Selon Eric Pichet, le phénomène se caractérise par les éléments suivants :

- L’idée de génie de son créateur, le mythique Satoshi Nakamoto, fut d’avoir élaboré un système d’émission fondé sur les nouvelles technologies, totalement décentralisé et, pour le moment, parfaitement sécurisé par les utilisateurs de la blockchain. En outre l’algorithme informatique limite le nombre de bitcoins à 21 millions à terme (18 millions en circulation à ce jour). La rareté relative du produit virtuel explique en grande partie sa hausse puisque seulement 0,01% de la population mondiale en détient.
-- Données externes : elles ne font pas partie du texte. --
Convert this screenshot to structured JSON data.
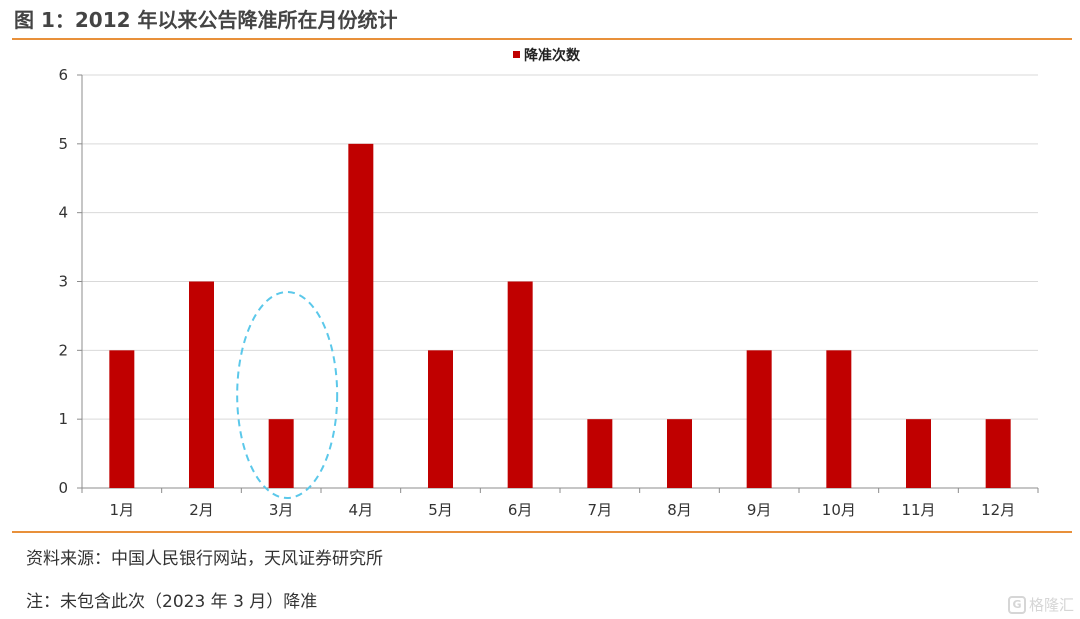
{
  "header": {
    "title": "图 1：2012 年以来公告降准所在月份统计"
  },
  "chart_data": {
    "type": "bar",
    "title": "",
    "xlabel": "",
    "ylabel": "",
    "categories": [
      "1月",
      "2月",
      "3月",
      "4月",
      "5月",
      "6月",
      "7月",
      "8月",
      "9月",
      "10月",
      "11月",
      "12月"
    ],
    "series": [
      {
        "name": "降准次数",
        "values": [
          2,
          3,
          1,
          5,
          2,
          3,
          1,
          1,
          2,
          2,
          1,
          1
        ],
        "color": "#C00000"
      }
    ],
    "yticks": [
      "0",
      "1",
      "2",
      "3",
      "4",
      "5",
      "6"
    ],
    "ylim": [
      0,
      6
    ],
    "grid": true,
    "legend": "top-center",
    "highlight": {
      "category": "3月",
      "shape": "dashed-ellipse",
      "color": "#5BC8EA"
    }
  },
  "footer": {
    "source": "资料来源：中国人民银行网站，天风证券研究所",
    "note": "注：未包含此次（2023 年 3 月）降准",
    "watermark_icon": "G",
    "watermark": "格隆汇"
  }
}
On peut donc imaginer l’effet sur les cours si la principale cause des bulles spéculatives à savoir l’effet FOMO (Fear of Missing Out ou la peur de rater une opportunité) se généralisait à ne serait-ce qu’1 % de la population mondiale soit 100 fois plus de détenteurs…

- On a pu lire que le cours du bitcoin avait dépassé celui de l’or en comparant les 9 000 $ au cours de l’once d’or de 31 grammes qui se situe autour de 1 300 $ mais cette comparaison n’a guère de sens car la capitalisation totale de l’ensemble des bitcoins émis, de 160 Mds$, ne soutient guère la comparaison avec la valeur totale du stock d’or mondial d’environ 8 000 milliards de dollars (pour ne rien dire des 150 000 Mds$ de l’ensemble des actifs financiers et des 240 000 Mds$ de l’immobilier mondial).

 Comprendre l'économie durable pour s'y investir

 

Et Eric Pichet de conclure  

« Dans ces conditions quel type d’aiguilles pourrait faire éclater la bulle ? Le premier serait le casse du siècle ou une effraction dans le système de blockchain qui entraînerait une inondation de faux bitcoins. Le second serait une prise de position commune de l’ensemble des Etats et des banques centrales qui décideraient d’interdire ce moyen de paiement au nom par exemple de la lutte contre la fraude.

La bulle du bitcoin devrait donc rejoindre la longue liste des grandes folies collectives dans la lignée de la Tulipomanie de 1637, du système de Law en 1820 ou de la bulle Internet de 2000. Malheureusement, à supposer même qu’il existe un moyen de vendre à découvert le bitcoin, cette stratégie est à proscrire et pourrait s’avérer désastreuse. En effet nul ne peut prédire le cours le plus haut ni la durée de la vague spéculative et comme nous l’a enseigné KEYNES, « le marché peut rester irrationnel plus longtemps que vous ne pouvez rester solvable ». Il ne reste donc qu’une seule chose à faire : s’asseoir au bord de la rivière pour voir passer un jour le cadavre du bitcoin.»